Leur présence avait été détectée.
— Et maintenant ? murmura Tomás, en sentant la panique le prendre aux tripes.
— Il faut fuir, dit Bagheri.
Sans perdre plus de temps, l’énorme Iranien fit demi-tour et quitta la salle, en traînant l’historien derrière lui. Ils avancèrent dans l’obscurité, sans oser allumer leur lampe, tâtonnant le long des murs, heurtant des meubles, butant sur des obstacles. Tomás tenait la boîte du manuscrit serrée entre ses mains, Bagheri portait sa sacoche à outils en bandoulière.
— Mossa, appela le Portugais. Par où allons-nous fuir ?
— Il y a une sortie de secours au rez-de-chaussée qui donne accès à la rue. Allons-y.
— Comment le savez-vous ?
— Je l’ai vue sur le plan.
Ils arrivèrent à l’escalier principal et le dévalèrent à toute allure, manquant de tomber à chaque marche ; il n’y avait plus un instant à perdre, il fallait atteindre cette issue de secours avant que le bâtiment ne soit complètement cerné. Arrivés sur le palier du premier étage, ils entendirent du bruit et s’arrêtèrent. Des voix venaient du rez-de-chaussée.
Les Iraniens venaient d’entrer dans le bâtiment et commençaient la fouille. Les deux hommes comprirent tout de suite que le chemin du rez-de-chaussée était coupé.
Coupé.
Il n’y avait plus d’échappatoire. Leur terreur était indescriptible. Le cercle s’était refermé plus vite qu’ils l’espéraient, les Iraniens se rapprochaient rapidement.
Toutes les lumières du bâtiment s’allumèrent à cet instant et leur terreur se transforma en panique absolue. Toujours figés sur le palier, ils regardèrent fébrilement autour d’eux, cherchant une autre sortie, une porte, un trou, quelque chose. Ils écoutèrent les bruits et les voix qui venaient du rez-de-chaussée, les Iraniens resserraient le cercle et commençaient à monter les marches quatre à quatre.
Déterminé, Bagheri attrapa Tomás par le bras et ils remontèrent jusqu’au deuxième étage, à présent parfaitement éclairé. Ils s’engagèrent dans un couloir, tentant désespérément de trouver l’escalier de service, leur ultime recours.
— Ist !
Le cri qui les sommait de s’arrêter retentit derrière eux, quelque part au fond du couloir, c’était une voix rauque, gutturale, mais suffisamment claire pour qu’ils comprennent, à cet instant précis, que l’inévitable venait de se produire.
On les avait localisés.
— Ist !
Ils coururent jusqu’au bout du couloir et ouvrirent une porte coupe-feu. Il s’agissait bien de l’escalier de secours, une structure métallique en colimaçon. Bagheri attrapa la rampe et dévala les premières marches, suivi de Tomás dont les jambes flageolaient, mais ils s’arrêtèrent net, tétanisés par de nouveaux bruits. Des soldats montaient précipitamment l’escalier.
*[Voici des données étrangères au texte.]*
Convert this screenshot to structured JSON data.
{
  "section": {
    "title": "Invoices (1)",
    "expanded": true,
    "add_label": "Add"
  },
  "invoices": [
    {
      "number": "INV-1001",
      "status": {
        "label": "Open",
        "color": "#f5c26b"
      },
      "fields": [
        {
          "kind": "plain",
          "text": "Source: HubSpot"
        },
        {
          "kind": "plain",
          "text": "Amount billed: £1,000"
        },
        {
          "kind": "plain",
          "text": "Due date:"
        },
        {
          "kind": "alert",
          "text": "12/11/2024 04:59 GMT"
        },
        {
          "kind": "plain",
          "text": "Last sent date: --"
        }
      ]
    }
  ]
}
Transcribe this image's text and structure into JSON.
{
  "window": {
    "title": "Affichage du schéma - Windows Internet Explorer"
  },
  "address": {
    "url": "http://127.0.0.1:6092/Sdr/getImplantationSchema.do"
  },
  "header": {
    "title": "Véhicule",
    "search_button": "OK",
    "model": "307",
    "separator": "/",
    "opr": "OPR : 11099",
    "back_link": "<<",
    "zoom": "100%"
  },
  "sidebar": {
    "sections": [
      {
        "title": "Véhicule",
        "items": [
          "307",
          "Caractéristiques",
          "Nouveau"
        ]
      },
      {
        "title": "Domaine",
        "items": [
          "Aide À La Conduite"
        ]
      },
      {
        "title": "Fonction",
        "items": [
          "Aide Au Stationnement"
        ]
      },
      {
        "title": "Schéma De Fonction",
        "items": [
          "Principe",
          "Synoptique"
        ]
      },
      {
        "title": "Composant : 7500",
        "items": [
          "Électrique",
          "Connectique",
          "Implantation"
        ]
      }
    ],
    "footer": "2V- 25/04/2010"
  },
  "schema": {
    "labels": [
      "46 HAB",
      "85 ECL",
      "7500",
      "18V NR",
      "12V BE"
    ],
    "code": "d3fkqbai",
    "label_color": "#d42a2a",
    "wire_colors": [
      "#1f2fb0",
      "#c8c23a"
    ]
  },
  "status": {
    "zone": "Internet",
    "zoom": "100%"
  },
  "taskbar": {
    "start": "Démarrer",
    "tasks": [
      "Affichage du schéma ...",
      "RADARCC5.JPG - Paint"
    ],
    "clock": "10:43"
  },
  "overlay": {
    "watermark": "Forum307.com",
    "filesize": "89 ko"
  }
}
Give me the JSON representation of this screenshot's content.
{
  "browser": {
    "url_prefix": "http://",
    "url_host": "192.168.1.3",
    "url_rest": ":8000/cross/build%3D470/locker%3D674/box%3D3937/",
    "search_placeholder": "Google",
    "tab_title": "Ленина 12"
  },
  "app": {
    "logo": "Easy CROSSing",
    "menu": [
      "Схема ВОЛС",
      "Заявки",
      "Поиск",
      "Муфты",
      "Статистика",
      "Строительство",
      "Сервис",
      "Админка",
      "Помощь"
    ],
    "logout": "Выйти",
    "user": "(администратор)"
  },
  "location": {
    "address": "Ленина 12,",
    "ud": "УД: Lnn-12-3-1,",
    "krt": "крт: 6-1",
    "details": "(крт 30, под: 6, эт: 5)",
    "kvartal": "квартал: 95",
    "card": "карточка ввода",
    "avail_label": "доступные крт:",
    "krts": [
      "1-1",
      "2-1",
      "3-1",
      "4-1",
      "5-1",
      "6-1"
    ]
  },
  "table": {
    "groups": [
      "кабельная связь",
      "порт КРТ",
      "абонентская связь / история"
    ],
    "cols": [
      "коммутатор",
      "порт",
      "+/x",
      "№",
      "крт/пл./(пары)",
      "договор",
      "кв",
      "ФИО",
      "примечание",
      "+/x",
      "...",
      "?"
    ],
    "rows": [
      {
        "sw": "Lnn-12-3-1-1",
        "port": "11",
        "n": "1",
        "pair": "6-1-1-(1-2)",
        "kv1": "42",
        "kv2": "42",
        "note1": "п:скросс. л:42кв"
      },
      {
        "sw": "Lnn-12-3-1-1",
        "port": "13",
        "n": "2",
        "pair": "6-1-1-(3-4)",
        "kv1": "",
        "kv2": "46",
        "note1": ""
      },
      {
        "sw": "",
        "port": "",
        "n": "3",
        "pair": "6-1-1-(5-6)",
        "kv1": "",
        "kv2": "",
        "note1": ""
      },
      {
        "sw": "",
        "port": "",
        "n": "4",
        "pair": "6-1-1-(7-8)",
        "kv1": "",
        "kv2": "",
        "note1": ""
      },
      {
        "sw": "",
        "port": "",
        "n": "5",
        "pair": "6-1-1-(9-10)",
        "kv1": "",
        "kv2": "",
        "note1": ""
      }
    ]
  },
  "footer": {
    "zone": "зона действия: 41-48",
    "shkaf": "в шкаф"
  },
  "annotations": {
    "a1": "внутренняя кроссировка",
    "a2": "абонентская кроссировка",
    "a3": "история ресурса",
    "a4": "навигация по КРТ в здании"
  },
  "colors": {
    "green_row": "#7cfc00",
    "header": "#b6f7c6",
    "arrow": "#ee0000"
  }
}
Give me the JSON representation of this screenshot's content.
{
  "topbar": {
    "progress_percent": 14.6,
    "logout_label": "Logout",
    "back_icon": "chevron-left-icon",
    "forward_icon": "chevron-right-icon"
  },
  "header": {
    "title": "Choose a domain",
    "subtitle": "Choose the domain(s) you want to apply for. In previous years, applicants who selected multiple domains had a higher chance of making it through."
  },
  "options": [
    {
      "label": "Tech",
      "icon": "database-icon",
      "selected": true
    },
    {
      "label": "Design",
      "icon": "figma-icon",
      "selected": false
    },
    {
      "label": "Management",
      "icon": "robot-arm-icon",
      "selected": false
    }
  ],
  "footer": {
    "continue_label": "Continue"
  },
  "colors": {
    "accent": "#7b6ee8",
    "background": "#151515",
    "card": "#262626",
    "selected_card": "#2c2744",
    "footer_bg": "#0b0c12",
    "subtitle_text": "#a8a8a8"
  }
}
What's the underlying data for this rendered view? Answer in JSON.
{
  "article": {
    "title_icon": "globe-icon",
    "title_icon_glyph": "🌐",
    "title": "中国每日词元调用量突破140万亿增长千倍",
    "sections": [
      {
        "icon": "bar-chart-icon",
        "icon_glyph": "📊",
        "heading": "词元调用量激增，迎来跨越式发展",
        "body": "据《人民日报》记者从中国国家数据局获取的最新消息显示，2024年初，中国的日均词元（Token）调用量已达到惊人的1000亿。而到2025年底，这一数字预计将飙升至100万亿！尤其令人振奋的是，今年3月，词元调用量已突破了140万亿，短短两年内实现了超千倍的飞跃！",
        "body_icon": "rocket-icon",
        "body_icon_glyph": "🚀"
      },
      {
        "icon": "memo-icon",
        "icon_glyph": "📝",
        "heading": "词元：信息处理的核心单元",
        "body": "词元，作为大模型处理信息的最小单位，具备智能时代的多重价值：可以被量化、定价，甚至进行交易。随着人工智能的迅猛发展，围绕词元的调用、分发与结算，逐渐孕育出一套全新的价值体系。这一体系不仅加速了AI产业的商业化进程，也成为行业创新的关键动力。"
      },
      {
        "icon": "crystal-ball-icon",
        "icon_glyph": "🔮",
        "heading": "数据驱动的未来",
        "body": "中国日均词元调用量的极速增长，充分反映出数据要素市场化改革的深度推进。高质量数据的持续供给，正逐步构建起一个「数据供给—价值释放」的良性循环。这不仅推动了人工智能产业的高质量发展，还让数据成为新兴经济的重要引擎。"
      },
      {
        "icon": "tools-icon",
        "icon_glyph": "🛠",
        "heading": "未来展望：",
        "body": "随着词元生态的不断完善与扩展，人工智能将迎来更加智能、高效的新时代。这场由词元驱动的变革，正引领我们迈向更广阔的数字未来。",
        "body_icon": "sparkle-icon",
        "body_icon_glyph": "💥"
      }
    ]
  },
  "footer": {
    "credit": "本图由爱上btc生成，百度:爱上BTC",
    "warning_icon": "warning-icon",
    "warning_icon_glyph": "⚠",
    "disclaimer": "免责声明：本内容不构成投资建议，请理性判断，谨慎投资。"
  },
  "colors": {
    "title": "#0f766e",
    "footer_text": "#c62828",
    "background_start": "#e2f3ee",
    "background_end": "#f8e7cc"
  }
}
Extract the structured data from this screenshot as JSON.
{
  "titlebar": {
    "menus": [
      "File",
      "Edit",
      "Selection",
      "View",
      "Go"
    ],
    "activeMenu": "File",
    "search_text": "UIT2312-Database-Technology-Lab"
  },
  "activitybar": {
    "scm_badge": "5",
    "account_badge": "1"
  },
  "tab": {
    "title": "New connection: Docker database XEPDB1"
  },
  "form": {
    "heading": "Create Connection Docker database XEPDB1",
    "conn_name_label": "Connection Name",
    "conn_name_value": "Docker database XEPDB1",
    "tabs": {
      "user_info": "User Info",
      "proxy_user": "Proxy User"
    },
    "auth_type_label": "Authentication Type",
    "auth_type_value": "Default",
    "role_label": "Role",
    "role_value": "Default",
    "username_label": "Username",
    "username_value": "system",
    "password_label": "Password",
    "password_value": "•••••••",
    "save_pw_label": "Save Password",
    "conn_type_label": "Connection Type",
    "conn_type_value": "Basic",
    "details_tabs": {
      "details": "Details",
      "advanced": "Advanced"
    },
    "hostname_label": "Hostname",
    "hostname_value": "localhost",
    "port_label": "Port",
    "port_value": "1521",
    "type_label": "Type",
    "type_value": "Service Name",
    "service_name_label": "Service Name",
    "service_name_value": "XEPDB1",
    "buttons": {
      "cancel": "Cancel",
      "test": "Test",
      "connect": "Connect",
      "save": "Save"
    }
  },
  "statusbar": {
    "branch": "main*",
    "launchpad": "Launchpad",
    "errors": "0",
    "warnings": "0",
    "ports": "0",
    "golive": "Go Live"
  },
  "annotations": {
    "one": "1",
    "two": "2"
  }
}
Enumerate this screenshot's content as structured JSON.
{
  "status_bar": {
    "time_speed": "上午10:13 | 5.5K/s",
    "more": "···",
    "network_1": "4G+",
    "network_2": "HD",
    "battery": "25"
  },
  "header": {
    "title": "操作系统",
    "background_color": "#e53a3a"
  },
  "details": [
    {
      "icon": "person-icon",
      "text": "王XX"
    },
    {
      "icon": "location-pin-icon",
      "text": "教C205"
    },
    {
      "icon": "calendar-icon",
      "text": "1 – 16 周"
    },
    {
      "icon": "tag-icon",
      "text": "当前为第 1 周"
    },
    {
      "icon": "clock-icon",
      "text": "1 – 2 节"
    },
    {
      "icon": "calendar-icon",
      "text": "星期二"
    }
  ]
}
Cette issue était également coupée.
Ils firent demi-tour et remontèrent jusqu’au deuxième étage, mais sans reprendre le couloir où ils avaient été repérés. Ils choisirent de remonter jusqu’au troisième étage et de suivre le couloir qui menait à la pièce du coffre-fort. Des gardes en surgirent aussi.
— Ist ! hurlèrent les hommes armés, les sommant une nouvelle fois de s’arrêter.
Bagheri atteignit la porte de la salle de réunion et s’y engouffra, suivi par Tomás. L’historien, brisé par l’effort, jeta la boîte contenant le manuscrit sur la longue table et se laissa tomber sur une chaise, abattu par la fatigue et le désespoir.